I loved "Does Unschooling Mean Leaving Kids Alone?" in GWS #106 because this is something I used to struggle with a lot. People would comment on how much effort it takes to homeschool or how much work it takes to make up all those lesson plans. I would tell them that no, not really, we don't do lesson plans; in fact, we don't really do any schooling at all. I'd get blank stares, or worse, in response. And just imagine their faces when they ask what my kids have been learning lately and I say I don't know! I don't know, exactly, because it doesn't really matter; they're always busy learning something, and that is enough
What I am using lately, as an answer, has worked for me. I tell them that we don't do anything special for learning purposes; we just live our daily lives. However, our daily lives may be different from what a lot of people are used to. It's hard for me to realize that so many homes don't have books, don't have discussions of interesting topics- in short, in many homes, parents don't value learning, so it isn't part of everyday lives. Well, it still is in one sense, but learning that your parents don't care what you do is far different from learning that your parents won't interfere in what you do. And parents who don't help when asked teach a far different lesson about life and learning. Same goes for parents who do not put a priority on their own learning.

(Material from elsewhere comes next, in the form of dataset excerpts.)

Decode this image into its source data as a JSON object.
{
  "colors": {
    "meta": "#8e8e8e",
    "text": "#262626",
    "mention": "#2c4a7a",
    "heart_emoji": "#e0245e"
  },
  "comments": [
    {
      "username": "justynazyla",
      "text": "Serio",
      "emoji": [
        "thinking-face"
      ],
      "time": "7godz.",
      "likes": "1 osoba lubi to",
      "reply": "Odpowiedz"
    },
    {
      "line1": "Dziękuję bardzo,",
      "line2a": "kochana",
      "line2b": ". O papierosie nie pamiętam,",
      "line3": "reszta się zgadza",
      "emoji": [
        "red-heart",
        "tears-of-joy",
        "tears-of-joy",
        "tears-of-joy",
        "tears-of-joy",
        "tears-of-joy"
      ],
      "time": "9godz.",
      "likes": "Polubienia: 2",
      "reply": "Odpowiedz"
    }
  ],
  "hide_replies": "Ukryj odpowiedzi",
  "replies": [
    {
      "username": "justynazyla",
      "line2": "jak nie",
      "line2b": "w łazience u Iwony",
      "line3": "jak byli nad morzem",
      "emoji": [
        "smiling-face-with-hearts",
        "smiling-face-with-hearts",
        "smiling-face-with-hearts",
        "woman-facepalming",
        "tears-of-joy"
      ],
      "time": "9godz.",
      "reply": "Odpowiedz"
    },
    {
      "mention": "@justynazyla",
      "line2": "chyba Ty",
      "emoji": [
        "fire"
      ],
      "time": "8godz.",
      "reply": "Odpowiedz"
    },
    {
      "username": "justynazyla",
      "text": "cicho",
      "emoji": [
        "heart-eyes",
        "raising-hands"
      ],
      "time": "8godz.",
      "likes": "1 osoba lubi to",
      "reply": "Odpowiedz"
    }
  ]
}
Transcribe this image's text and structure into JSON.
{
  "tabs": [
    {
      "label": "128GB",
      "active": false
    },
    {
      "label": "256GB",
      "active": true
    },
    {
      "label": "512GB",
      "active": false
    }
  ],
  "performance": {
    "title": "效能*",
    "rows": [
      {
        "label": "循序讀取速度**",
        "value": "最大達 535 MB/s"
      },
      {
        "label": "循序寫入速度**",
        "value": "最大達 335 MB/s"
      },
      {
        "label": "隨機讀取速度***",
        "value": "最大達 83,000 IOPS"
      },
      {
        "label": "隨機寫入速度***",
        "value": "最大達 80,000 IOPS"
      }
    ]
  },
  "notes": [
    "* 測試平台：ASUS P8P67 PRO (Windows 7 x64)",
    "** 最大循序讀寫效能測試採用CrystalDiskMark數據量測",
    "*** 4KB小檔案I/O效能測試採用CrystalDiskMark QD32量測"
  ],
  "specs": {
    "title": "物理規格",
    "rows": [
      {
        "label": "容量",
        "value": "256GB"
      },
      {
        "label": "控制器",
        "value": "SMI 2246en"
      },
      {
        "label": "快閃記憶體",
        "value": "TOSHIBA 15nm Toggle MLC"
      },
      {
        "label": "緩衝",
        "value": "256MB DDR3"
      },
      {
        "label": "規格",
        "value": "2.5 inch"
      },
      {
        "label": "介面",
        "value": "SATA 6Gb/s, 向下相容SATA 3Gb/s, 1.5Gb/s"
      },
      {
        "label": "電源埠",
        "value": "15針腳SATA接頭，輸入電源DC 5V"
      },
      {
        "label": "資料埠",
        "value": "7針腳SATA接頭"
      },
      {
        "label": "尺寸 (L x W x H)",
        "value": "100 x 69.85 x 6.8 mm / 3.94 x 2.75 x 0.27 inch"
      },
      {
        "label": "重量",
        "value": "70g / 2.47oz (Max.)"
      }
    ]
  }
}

I think that people who panic about homeschoolers "not doing anything" are picturing a reality that is so foreign to those of us who are actively learning that we forget it exists. Our "nothing" and their "nothing" are very different things. I think they picture the "watching soap operas and eating bon-bons" sort of nothing.
Yes, I leave my kids alone, in that I don't impose a schedule or certain topics on them. But they are extremely rarely actually alone. I'm there, doing what I'm doing, and they're doing whatever they're doing, and sometimes it's the same thing and sometimes not. If they have questions, I can respond (not always with the answers, though). If not, I can keep an eye on things and make sure they're safe, if need be. And if I'm in another part of the house, I still have ears. It feels to me like the respect that any people who live together should have for each other. We live our interconnected lives, and share the parts we see fit.